Letter carriers help collect tons of food during annual "Stamp Out Hunger" drive

You can find letters, postcards and manila envelopes in Scott VanDerven's hands six days a week. But one Saturday a year, the Wisconsin letter carriers president adds some extra items -- and weight -- to his mail truck.

\"Looking for that magical 1-million pound mark,\" VanDerven told CBS-58 while working his downtown Milwaukee route.

Potentially one million pounds of canned goods, mac and cheese and cereal VanDerven and mail carriers across Milwaukee hope to gather during Saturday's \"Stamp out Hunger\" food drive.

\"The logistics are something you need to plan for, but look, it's a one-day thing and we're doing it for all the right reasons,\" VanDerven said.

The drive started 23 years ago, asking people to put out bags of non-perishable food out for letter carriers to pick up.

\"I usually ask for something they would feed their own family,\" VanDerven said. \"If the shoe were on the other foot, what would you like to see?\"

Out in West Allis, letter carrier Joan Mech used her trusty push-cart to carry all the food. Mech heard plenty of \"thank you's\" from her postal customers.

The bags of food fill up carrier's trucks quickly and can add an additional stop or two in between routes. The Milwaukee-area food ends up at the Hunger Task Force headquarters on Hawley Court. Volunteers unload, sort and get the food ready to ship to local pantries.

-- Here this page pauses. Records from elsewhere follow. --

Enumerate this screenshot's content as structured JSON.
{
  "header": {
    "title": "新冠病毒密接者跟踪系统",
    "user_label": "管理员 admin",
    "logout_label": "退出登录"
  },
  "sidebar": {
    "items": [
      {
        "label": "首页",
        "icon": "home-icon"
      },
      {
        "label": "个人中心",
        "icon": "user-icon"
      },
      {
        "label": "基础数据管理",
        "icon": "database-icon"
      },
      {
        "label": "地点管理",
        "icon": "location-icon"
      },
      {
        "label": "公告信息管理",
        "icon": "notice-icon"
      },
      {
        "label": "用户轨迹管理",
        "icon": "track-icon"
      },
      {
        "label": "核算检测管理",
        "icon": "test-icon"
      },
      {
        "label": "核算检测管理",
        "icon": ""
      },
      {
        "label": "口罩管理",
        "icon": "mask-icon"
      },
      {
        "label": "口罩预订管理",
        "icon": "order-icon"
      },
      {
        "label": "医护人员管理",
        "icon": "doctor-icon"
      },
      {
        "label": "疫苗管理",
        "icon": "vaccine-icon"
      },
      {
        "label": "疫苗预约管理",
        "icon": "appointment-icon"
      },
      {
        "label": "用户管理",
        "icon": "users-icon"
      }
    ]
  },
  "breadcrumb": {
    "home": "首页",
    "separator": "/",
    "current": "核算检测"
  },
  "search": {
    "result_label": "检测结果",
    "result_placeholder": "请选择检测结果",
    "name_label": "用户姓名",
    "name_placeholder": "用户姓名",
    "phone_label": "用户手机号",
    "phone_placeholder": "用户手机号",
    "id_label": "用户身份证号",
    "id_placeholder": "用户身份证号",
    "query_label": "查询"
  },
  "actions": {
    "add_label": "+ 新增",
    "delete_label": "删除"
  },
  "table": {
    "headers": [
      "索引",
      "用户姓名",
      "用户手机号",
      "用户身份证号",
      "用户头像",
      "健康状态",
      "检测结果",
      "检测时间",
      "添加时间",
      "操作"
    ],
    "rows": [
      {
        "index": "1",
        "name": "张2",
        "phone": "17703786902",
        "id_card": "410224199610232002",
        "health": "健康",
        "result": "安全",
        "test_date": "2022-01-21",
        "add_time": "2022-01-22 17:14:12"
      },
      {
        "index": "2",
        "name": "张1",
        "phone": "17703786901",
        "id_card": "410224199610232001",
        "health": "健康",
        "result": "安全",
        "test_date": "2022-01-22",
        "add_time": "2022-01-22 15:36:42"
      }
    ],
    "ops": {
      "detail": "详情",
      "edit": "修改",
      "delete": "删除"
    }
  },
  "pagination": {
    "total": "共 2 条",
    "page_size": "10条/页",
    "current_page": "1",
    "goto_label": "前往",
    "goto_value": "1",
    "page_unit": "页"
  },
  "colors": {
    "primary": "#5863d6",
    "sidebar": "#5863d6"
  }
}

\"Anyone donating has the pleasure of knowing the food is going to one of their neighbors, someone that is in need,\" Hunger Task Force Executive Director Sherrie Tussler said. \"My dad was a letter carrier, so I know how hard he worked and I know what it means to add a ton, literally, of food that he has to pick up.\"

It's an additional load Scott VanDerven doesn't mind carrying.

\"When we can do something like that to really help them out or to allow our patrons to help other neighbors that they may not even know, it's just a great feeling,\" VanDerven said.

Letter carriers and the Hunger Task Force collected more than 600,000 pounds of food during the drive in 2014. Within ten days the food will make it from the task force's warehouse to pantries and onto family tables.

If you missed out on donating Saturday, VanDerven tells CBS-58 News carriers will still pick up food left by your mailbox Monday.